Section Three
IMPORTANT UNIVERSITY POLICIES
GRADUATE STUDENT AFFIRMATIVE ACTION
For well over thirty years equal opportunity and affimative action in the recruitment of faculty, staff, and students have been integral components of the University's agenda for diversity. In a statement issued in February 2001, President John Hennessy reaffirmed that commitment, observing that "our educational purposes will be served best if the country's demographic diversity finds a presence on campus, and we thereby reflect the full range and the full capacity of this society."
At the graduate level, Stanford believes that a student body that is both highly qualified and diverse in terms of culture, class, race, gender, ethnicity, work and life experiences is essential to the education process. The University is therefore committed to a substantial representation of students who would bring such diversity to the graduate student body - including African Americans, Mexican Americans, Native Americans, Puerto Ricans, and others whose backgrounds can provide additional dimensions to University programs.
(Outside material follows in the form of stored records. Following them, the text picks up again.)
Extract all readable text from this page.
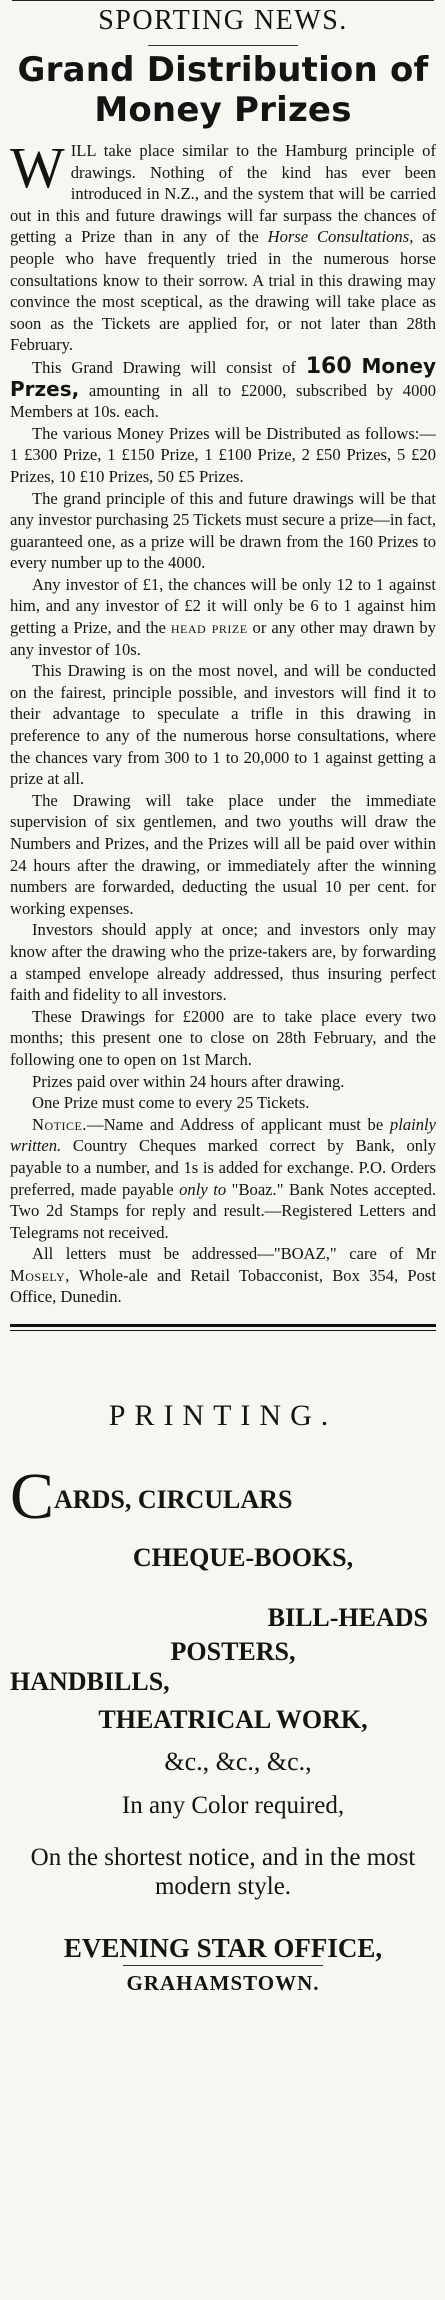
SPORTING NEWS.
Grand Distribution of Money Prizes

WILL take place similar to the Hamburg principle of drawings. Nothing of the kind has ever been introduced in N.Z., and the system that will be carried out in this and future drawings will far surpass the chances of getting a Prize than in any of the Horse Consultations, as people who have frequently tried in the numerous horse consultations know to their sorrow. A trial in this drawing may convince the most sceptical, as the drawing will take place as soon as the Tickets are applied for, or not later than 28th February.

This Grand Drawing will consist of 160 Money Przes, amounting in all to £2000, subscribed by 4000 Members at 10s. each.

The various Money Prizes will be Distributed as follows:—1 £300 Prize, 1 £150 Prize, 1 £100 Prize, 2 £50 Prizes, 5 £20 Prizes, 10 £10 Prizes, 50 £5 Prizes.

The grand principle of this and future drawings will be that any investor purchasing 25 Tickets must secure a prize—in fact, guaranteed one, as a prize will be drawn from the 160 Prizes to every number up to the 4000.

Any investor of £1, the chances will be only 12 to 1 against him, and any investor of £2 it will only be 6 to 1 against him getting a Prize, and the head prize or any other may drawn by any investor of 10s.

This Drawing is on the most novel, and will be conducted on the fairest, principle possible, and investors will find it to their advantage to speculate a trifle in this drawing in preference to any of the numerous horse consultations, where the chances vary from 300 to 1 to 20,000 to 1 against getting a prize at all.

The Drawing will take place under the immediate supervision of six gentlemen, and two youths will draw the Numbers and Prizes, and the Prizes will all be paid over within 24 hours after the drawing, or immediately after the winning numbers are forwarded, deducting the usual 10 per cent. for working expenses.

Investors should apply at once; and investors only may know after the drawing who the prize-takers are, by forwarding a stamped envelope already addressed, thus insuring perfect faith and fidelity to all investors.

These Drawings for £2000 are to take place every two months; this present one to close on 28th February, and the following one to open on 1st March.

Prizes paid over within 24 hours after drawing.

One Prize must come to every 25 Tickets.

Notice.—Name and Address of applicant must be plainly written. Country Cheques marked correct by Bank, only payable to a number, and 1s is added for exchange. P.O. Orders preferred, made payable only to "Boaz." Bank Notes accepted. Two 2d Stamps for reply and result.—Registered Letters and Telegrams not received.

All letters must be addressed—"BOAZ," care of Mr Mosely, Whole-ale and Retail Tobacconist, Box 354, Post Office, Dunedin.

PRINTING.
C ARDS, CIRCULARS
CHEQUE-BOOKS,
BILL-HEADS
POSTERS,
HANDBILLS,
THEATRICAL WORK,
&c., &c., &c.,
In any Color required,
On the shortest notice, and in the most modern style.
EVENING STAR OFFICE,
GRAHAMSTOWN.
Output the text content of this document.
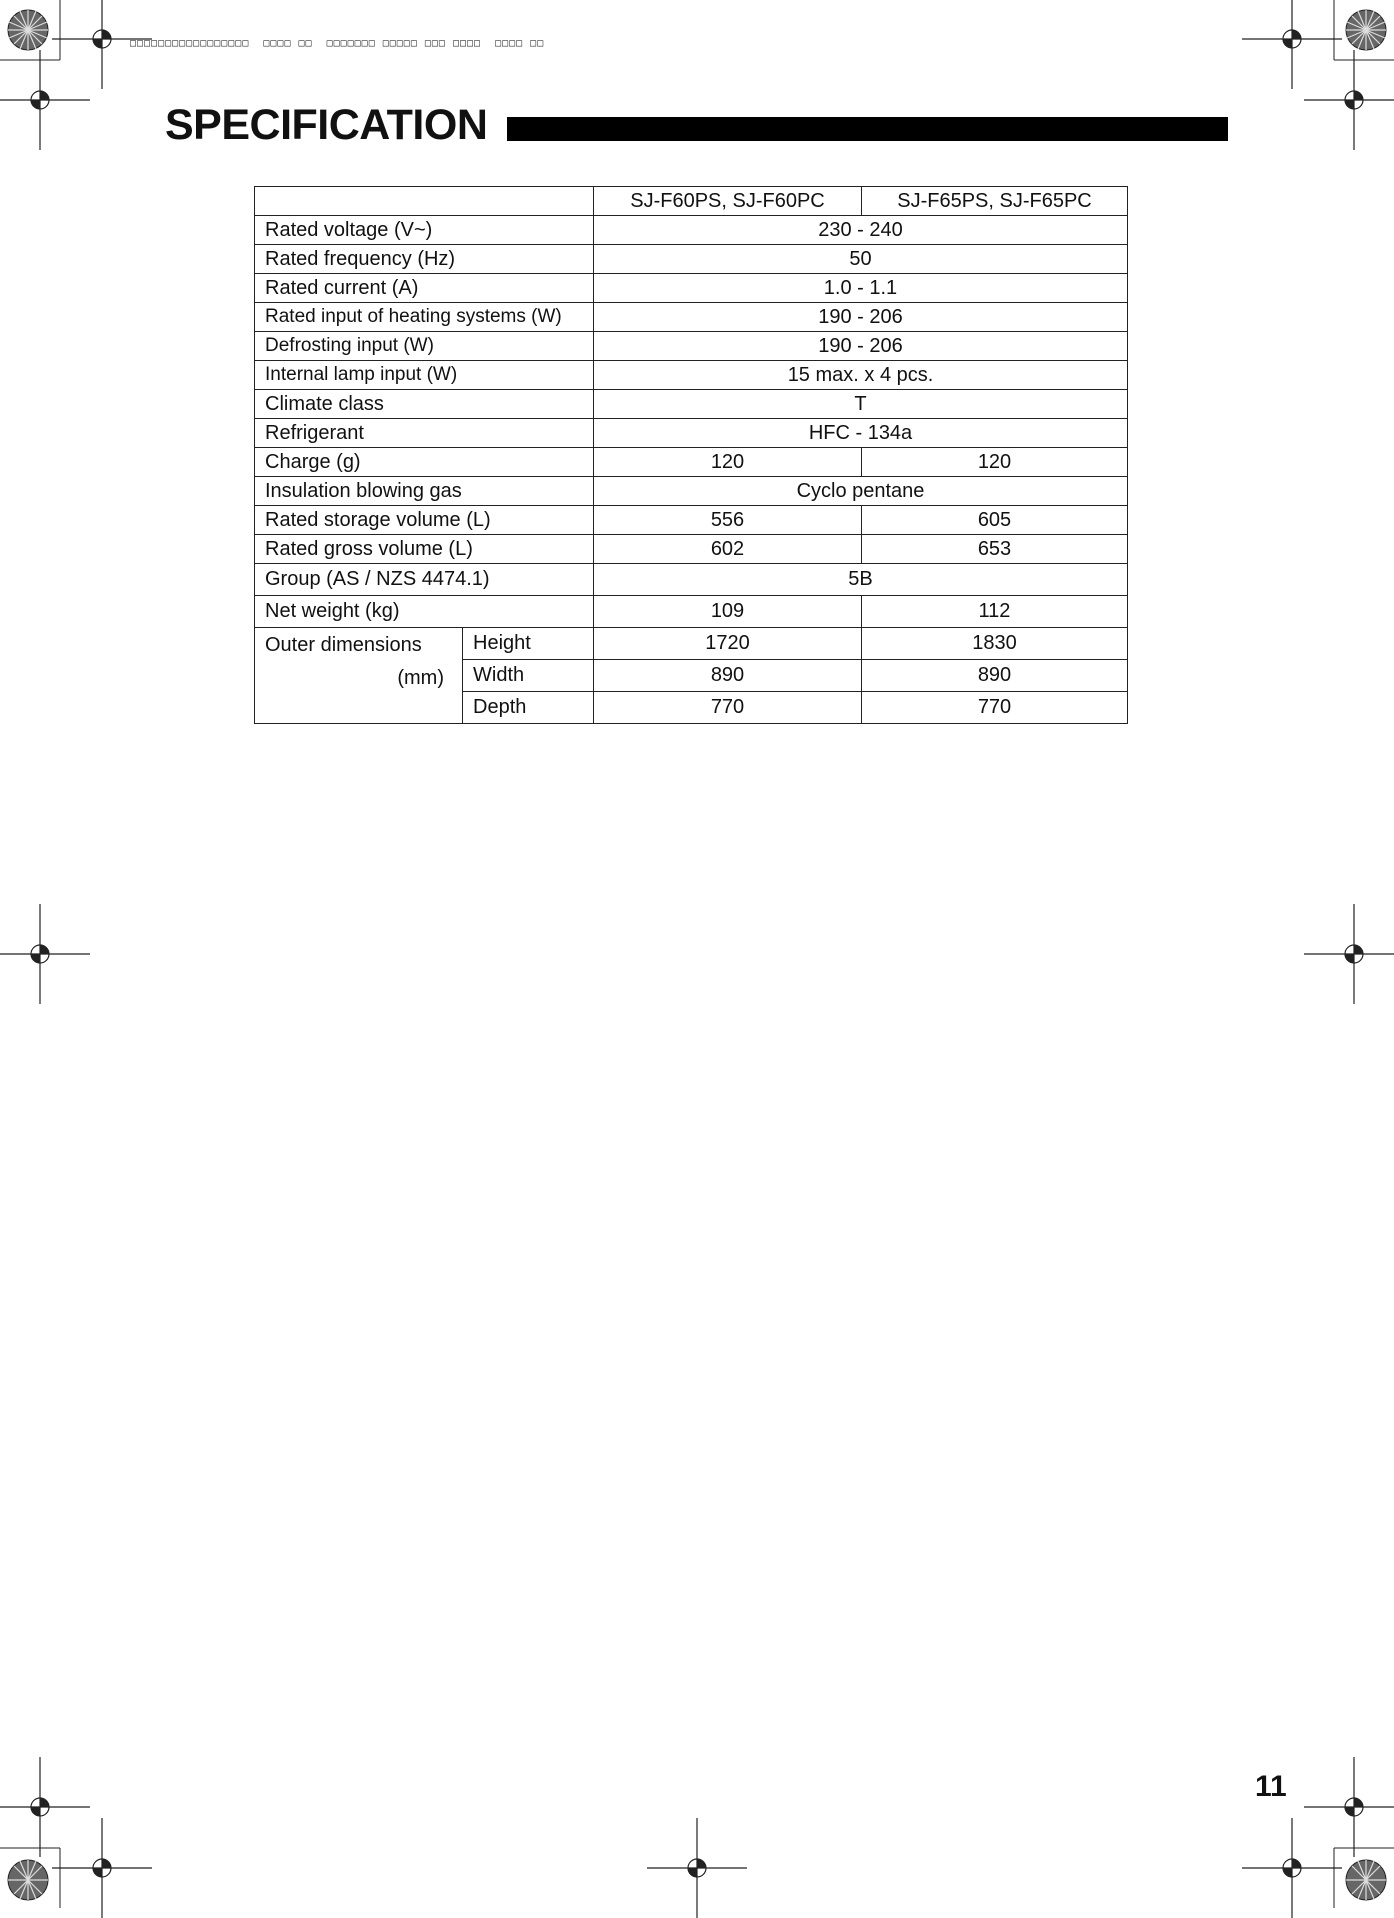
□□□□□□□□□□□□□□□□□  □□□□ □□  □□□□□□□ □□□□□ □□□ □□□□  □□□□ □□
SPECIFICATION
		SJ-F60PS, SJ-F60PC	SJ-F65PS, SJ-F65PC
Rated voltage (V~)		230 - 240	
Rated frequency (Hz)		50	
Rated current (A)		1.0 - 1.1	
Rated input of heating systems (W)		190 - 206	
Defrosting input (W)		190 - 206	
Internal lamp input (W)		15 max. x 4 pcs.	
Climate class		T	
Refrigerant		HFC - 134a	
Charge (g)		120	120
Insulation blowing gas		Cyclo pentane	
Rated storage volume (L)		556	605
Rated gross volume (L)		602	653
Group (AS / NZS 4474.1)		5B	
Net weight (kg)		109	112
Outer dimensions
(mm)	Height	1720	1830
	Width	890	890
	Depth	770	770
11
The University likewise strongly encourages departments in which there are few women graduate students to make a serious effort to increase their presence and participation.
Of special importance to institutions such as our own, a lack of diversity in Ph.D. programs nationwide means that the professoriate of the future will continue to be unrepresentative of the population it teaches and thus lacking in role models who can teach and encourage by the example of their own success. To achieve such success means that the individuals chosen for admission to our doctoral programs must continue to be, as they have been in the past, superbly qualified and capable of attaining the highest level of academic excellence.
Important though Stanford's institutional commitment to diversity is, it does not suffice. "Effective action" - to cite President Hennessy again - "requires the personal involvement of all members of the Stanford community." It depends especially on the enthusiasm and everyday efforts of individual faculty, staff members, and students. We must not only work diligently to encourage applications from and to recruit those who would bring such diversity to the graduate student body, but we also need to create a hospitable and supportive environment for all - and especially for newcomers whose social and educational backgrounds may differ from those of the majority of our students. Difference, which at once challenges stereotypes and enriches our educational process and community, is what diversity is about.